Expo 2005 opens in Japan next March. expo2005.or.jp

Switzerland is to build a replica mountain as its contribution to the 2005 World Expo, which opens its doors in Japan one year from now.

This content was published on April 3, 2004 - 14:06

But opinion is divided about whether the country should be spending millions of francs of public money on its presence at the global event.

Visitors to the Swiss pavilion at Expo 2005 - the first global cultural event of the 21st century - will be invited to walk around inside the mountain and take in an interactive presentation about Switzerland.

“We decided to take as a theme the mountain as a cliché in order to attract visitors,” said Manuel Salchli, head of international exhibition projects at the Swiss foreign ministry.

“But inside the mountain we will show some surprising elements about Switzerland which will make people more aware of what the country is really like,” he told swissinfo.

Organisers anticipate that around 15 million visitors - the vast majority of them Japanese - will visit Expo 2005 during its six-month run.

Government funding

Last year parliament approved the government’s request for a credit package of SFr15 million ($11.7 million) to pay for Switzerland’s presence in Japan.
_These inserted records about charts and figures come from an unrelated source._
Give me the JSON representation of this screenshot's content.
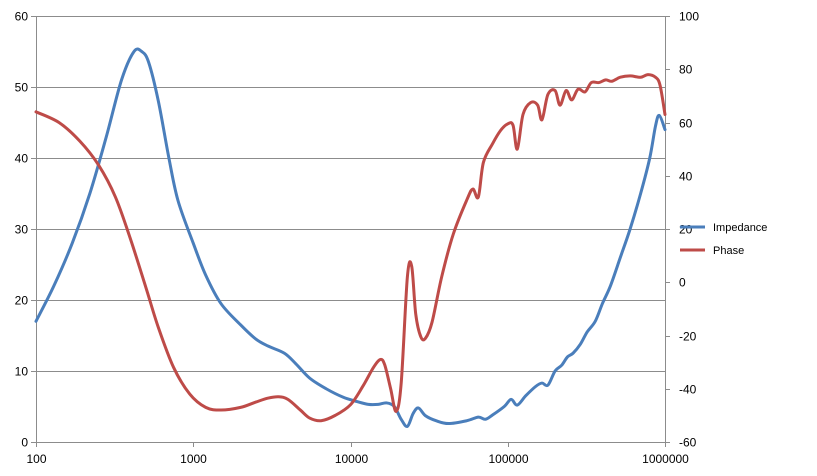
{
  "chart_data": {
    "type": "line",
    "x_scale": "log",
    "xlim": [
      100,
      1000000
    ],
    "ylim": [
      0,
      60
    ],
    "y2lim": [
      -60,
      100
    ],
    "grid": true,
    "legend_position": "right",
    "x_ticks": [
      "100",
      "1000",
      "10000",
      "100000",
      "1000000"
    ],
    "y_ticks": [
      "0",
      "10",
      "20",
      "30",
      "40",
      "50",
      "60"
    ],
    "y2_ticks": [
      "-60",
      "-40",
      "-20",
      "0",
      "20",
      "40",
      "60",
      "80",
      "100"
    ],
    "series": [
      {
        "name": "Impedance",
        "axis": "left",
        "color": "#4a7ebb",
        "points": [
          [
            100,
            17
          ],
          [
            130,
            22
          ],
          [
            170,
            28
          ],
          [
            220,
            35
          ],
          [
            280,
            43
          ],
          [
            350,
            51
          ],
          [
            420,
            55
          ],
          [
            470,
            55
          ],
          [
            520,
            53.5
          ],
          [
            600,
            48
          ],
          [
            700,
            40
          ],
          [
            800,
            34
          ],
          [
            1000,
            28
          ],
          [
            1200,
            23.5
          ],
          [
            1500,
            19.5
          ],
          [
            2000,
            16.5
          ],
          [
            2500,
            14.5
          ],
          [
            3000,
            13.5
          ],
          [
            3800,
            12.5
          ],
          [
            4500,
            11
          ],
          [
            5500,
            9
          ],
          [
            7000,
            7.5
          ],
          [
            9000,
            6.3
          ],
          [
            11000,
            5.7
          ],
          [
            13000,
            5.3
          ],
          [
            15000,
            5.3
          ],
          [
            17000,
            5.5
          ],
          [
            19000,
            5.0
          ],
          [
            21000,
            3.2
          ],
          [
            23000,
            2.2
          ],
          [
            25000,
            4.0
          ],
          [
            27000,
            4.8
          ],
          [
            30000,
            3.7
          ],
          [
            35000,
            3.0
          ],
          [
            42000,
            2.6
          ],
          [
            55000,
            3.0
          ],
          [
            65000,
            3.5
          ],
          [
            72000,
            3.2
          ],
          [
            80000,
            3.8
          ],
          [
            95000,
            5.0
          ],
          [
            105000,
            6.0
          ],
          [
            115000,
            5.2
          ],
          [
            130000,
            6.5
          ],
          [
            150000,
            7.8
          ],
          [
            165000,
            8.3
          ],
          [
            180000,
            8.0
          ],
          [
            200000,
            10.0
          ],
          [
            220000,
            10.8
          ],
          [
            240000,
            12.0
          ],
          [
            260000,
            12.5
          ],
          [
            290000,
            13.8
          ],
          [
            320000,
            15.5
          ],
          [
            360000,
            17.0
          ],
          [
            400000,
            19.5
          ],
          [
            450000,
            22.0
          ],
          [
            520000,
            26.0
          ],
          [
            600000,
            30.0
          ],
          [
            700000,
            35.0
          ],
          [
            800000,
            40.0
          ],
          [
            870000,
            44.5
          ],
          [
            920000,
            46.0
          ],
          [
            1000000,
            44.0
          ]
        ]
      },
      {
        "name": "Phase",
        "axis": "right",
        "color": "#be4b48",
        "points": [
          [
            100,
            64
          ],
          [
            140,
            60
          ],
          [
            190,
            53
          ],
          [
            250,
            44
          ],
          [
            320,
            32
          ],
          [
            400,
            16
          ],
          [
            500,
            -2
          ],
          [
            600,
            -17
          ],
          [
            750,
            -32
          ],
          [
            950,
            -42
          ],
          [
            1200,
            -47
          ],
          [
            1500,
            -48
          ],
          [
            2000,
            -47
          ],
          [
            2500,
            -45
          ],
          [
            3000,
            -43.5
          ],
          [
            3500,
            -43
          ],
          [
            4000,
            -44
          ],
          [
            4800,
            -48
          ],
          [
            5500,
            -51
          ],
          [
            6500,
            -52
          ],
          [
            8000,
            -50
          ],
          [
            10000,
            -46
          ],
          [
            12000,
            -39
          ],
          [
            14000,
            -32
          ],
          [
            15500,
            -29
          ],
          [
            16500,
            -31
          ],
          [
            18000,
            -40
          ],
          [
            19500,
            -48.5
          ],
          [
            21000,
            -38
          ],
          [
            23000,
            2
          ],
          [
            24500,
            6
          ],
          [
            26000,
            -12
          ],
          [
            28000,
            -20.5
          ],
          [
            30000,
            -21
          ],
          [
            33000,
            -15
          ],
          [
            38000,
            2
          ],
          [
            45000,
            18
          ],
          [
            55000,
            31
          ],
          [
            60000,
            35
          ],
          [
            65000,
            32
          ],
          [
            70000,
            45
          ],
          [
            80000,
            52
          ],
          [
            90000,
            57
          ],
          [
            100000,
            59.5
          ],
          [
            108000,
            59
          ],
          [
            115000,
            50
          ],
          [
            125000,
            63
          ],
          [
            140000,
            67.5
          ],
          [
            155000,
            66.5
          ],
          [
            165000,
            61
          ],
          [
            180000,
            70.5
          ],
          [
            200000,
            72
          ],
          [
            215000,
            66.5
          ],
          [
            235000,
            72
          ],
          [
            255000,
            68.5
          ],
          [
            280000,
            72.5
          ],
          [
            310000,
            71.5
          ],
          [
            340000,
            75
          ],
          [
            380000,
            75
          ],
          [
            420000,
            76
          ],
          [
            460000,
            75.5
          ],
          [
            520000,
            77
          ],
          [
            600000,
            77.5
          ],
          [
            700000,
            77
          ],
          [
            780000,
            78
          ],
          [
            870000,
            77
          ],
          [
            930000,
            74
          ],
          [
            1000000,
            63
          ]
        ]
      }
    ]
  }
}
Additional funds are expected to come from private sponsors.

But critics argue that the country is unlikely to receive any return on its investment.

Christian Democrat parliamentarian Arthur Loepfe warns of the risk of spending millions of francs on a cultural exhibition at a time when the government is attempting to rein in public spending.
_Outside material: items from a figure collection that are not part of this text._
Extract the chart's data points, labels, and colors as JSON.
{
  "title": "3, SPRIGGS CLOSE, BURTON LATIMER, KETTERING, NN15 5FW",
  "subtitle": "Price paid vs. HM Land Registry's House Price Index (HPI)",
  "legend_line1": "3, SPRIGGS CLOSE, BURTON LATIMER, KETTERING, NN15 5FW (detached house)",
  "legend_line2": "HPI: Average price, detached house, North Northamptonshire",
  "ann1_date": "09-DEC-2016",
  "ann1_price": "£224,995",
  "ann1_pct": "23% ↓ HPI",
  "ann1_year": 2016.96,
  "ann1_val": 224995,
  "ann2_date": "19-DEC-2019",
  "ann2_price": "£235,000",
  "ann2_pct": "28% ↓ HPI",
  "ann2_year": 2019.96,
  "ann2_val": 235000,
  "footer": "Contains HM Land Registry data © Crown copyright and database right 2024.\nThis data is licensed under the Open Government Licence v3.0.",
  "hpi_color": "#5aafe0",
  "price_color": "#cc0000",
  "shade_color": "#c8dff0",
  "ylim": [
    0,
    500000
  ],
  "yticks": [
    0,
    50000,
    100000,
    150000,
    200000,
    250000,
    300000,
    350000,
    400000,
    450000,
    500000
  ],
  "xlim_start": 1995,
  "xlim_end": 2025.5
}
“I am not against Swiss involvement in the event as such, but I do demand that the budget be respected because Switzerland has a mountain of debt and we are trying to find ways of saving money,” Loepfe told swissinfo.

Financial drain?

Switzerland invested around SFr23 million on its pavilion at Expo 2000 in the German city of Hanover and SFr32 million at the 1992 World Expo in Seville, Spain.
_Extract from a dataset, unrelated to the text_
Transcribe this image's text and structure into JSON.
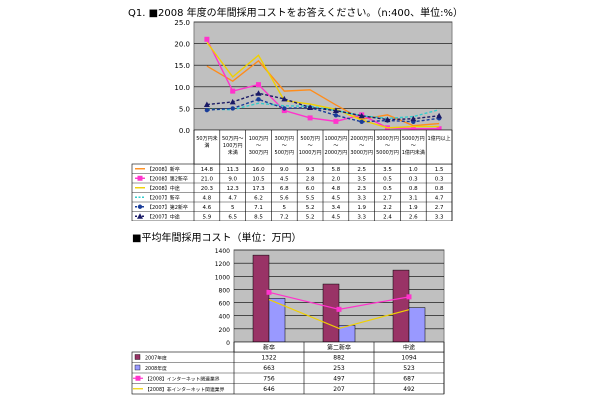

Organisers of Switzerland’s 2002 national exhibition, Expo.02, twice had to return to parliament to plea for additional credit packages when they ran short of cash.

“I remember the exhibition in Hanover was a financial disaster, as was Expo.02, and I am afraid that [our participation in] Expo 2005 will be the same story,” said Loepfe.

But Salchli is adamant that he will not have to call on the government for more money and that the SFr15 million package is enough to guarantee Switzerland’s presence at the Expo.

“Given the present economic climate, a request for additional funds would never be accepted. My main duty is to ensure that we do not have to go back to parliament.”

Marketing opportunity

Organisers and supporters of Switzerland’s participation in the forthcoming Expo point to the economic opportunities for Switzerland both during and after the event.

Social Democrat Anita Fetz told fellow parliamentarians during a debate last year that Switzerland could not afford to miss out on the chance to promote itself in Japan.

“Our participation at Expo is a very important opportunity to portray a positive image of Switzerland,” she said.

Salchli adds that Switzerland would be conspicuous in its absence if it did not join more than 125 countries already signed up to take part in the Expo.

“Japan is the most important business partner for Switzerland in the Far East and the [host nation] would never accept that we did not want to be part of the Expo.”

The Swiss pavilion is expected to be the key element of a long-term strategy to develop economic and cultural ties with Japan.

“The aim is to give a broader picture of Switzerland to opinion leaders from the worlds of politics, business and arts,” said Salchli.

“We won’t be able to measure each franc that we make out of this exercise…but I believe that our participation in Expo 2005, together with an accompanying programme of activities in Japan, will be very valuable.”

swissinfo, Ramsey Zarifeh

Key facts

Switzerland will spend SFr15 million on its presence at the 2005 World Expo in Aichi, Japan.
“The Mountain” was selected by a jury in 2002 from a shortlist of more than 50 projects.
Swiss diplomat Jenö Staehelin will serve as the country's Expo ambassador in Japan and will represent Switzerland at major events during the world exhibition.
Expo 2005 opens its doors on March 25 and runs for 185 days until September 25.